- Flag Coat of arms
- Coordinates (Krzeszowice): 50°8′N 19°38′E﻿ / ﻿50.133°N 19.633°E
- Country: Poland
- Voivodeship: Lesser Poland
- County: Kraków County
- Seat: Krzeszowice

Area
- • Total: 139.37 km^{2} (53.81 sq mi)

Population (2006)
- • Total: 31,418
- • Density: 230/km^{2} (580/sq mi)
- • Urban: 9,942
- • Rural: 21,476
- Website: http://www.info.krzeszowice.pl/

= Gmina Krzeszowice =

Gmina Krzeszowice is an urban-rural gmina (administrative district) in Kraków County, Lesser Poland Voivodeship, in southern Poland. Its seat is the town of Krzeszowice, which lies approximately 24 km west of the regional capital Kraków.

The gmina covers an area of 139.37 km2, and as of 2006 its total population is 31,418 (out of which the population of Krzeszowice amounts to 9,942, and the population of the rural part of the gmina is 21,476).

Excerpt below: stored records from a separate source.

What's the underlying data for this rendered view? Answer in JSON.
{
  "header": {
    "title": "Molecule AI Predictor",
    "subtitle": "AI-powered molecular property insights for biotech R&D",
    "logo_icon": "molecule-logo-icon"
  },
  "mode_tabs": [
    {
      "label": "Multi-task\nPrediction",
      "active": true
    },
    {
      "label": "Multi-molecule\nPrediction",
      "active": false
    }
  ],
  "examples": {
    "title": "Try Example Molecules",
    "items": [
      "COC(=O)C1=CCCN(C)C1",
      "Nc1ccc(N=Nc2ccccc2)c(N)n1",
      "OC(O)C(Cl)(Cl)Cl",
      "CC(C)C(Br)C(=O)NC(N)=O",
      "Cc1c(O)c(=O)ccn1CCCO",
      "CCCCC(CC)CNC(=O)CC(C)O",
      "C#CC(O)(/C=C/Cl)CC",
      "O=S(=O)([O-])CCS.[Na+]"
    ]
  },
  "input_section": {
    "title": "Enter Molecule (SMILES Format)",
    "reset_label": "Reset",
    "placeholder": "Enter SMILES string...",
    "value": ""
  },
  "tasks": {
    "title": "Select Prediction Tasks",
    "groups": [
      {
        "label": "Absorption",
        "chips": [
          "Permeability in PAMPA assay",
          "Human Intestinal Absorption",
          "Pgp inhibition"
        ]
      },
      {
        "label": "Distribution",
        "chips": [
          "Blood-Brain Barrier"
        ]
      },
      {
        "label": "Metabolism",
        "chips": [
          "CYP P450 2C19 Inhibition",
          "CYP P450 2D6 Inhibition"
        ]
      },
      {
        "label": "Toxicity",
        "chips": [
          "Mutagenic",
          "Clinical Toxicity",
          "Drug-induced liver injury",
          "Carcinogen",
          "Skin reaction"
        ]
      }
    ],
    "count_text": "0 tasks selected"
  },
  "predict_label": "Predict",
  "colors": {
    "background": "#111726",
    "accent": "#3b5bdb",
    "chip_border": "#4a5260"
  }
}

The gmina contains part of the protected area called Kraków Valleys Landscape Park.

==Villages==
Apart from the town of Krzeszowice, Gmina Krzeszowice contains the villages and settlements of Czerna, Dębnik, Dubie, Filipowice, Frywałd, Miękinia, Nawojowa Góra, Nowa Góra, Nowa Góra-Łany, Ostrężnica, Paczółtowice, Rudno, Sanka, Siedlec, Tenczynek, Wola Filipowska, Zalas and Żary.

==Neighbouring gminas==
Gmina Krzeszowice is bordered by the gminas of Alwernia, Czernichów, Jerzmanowice-Przeginia, Liszki, Olkusz, Trzebinia and Zabierzów.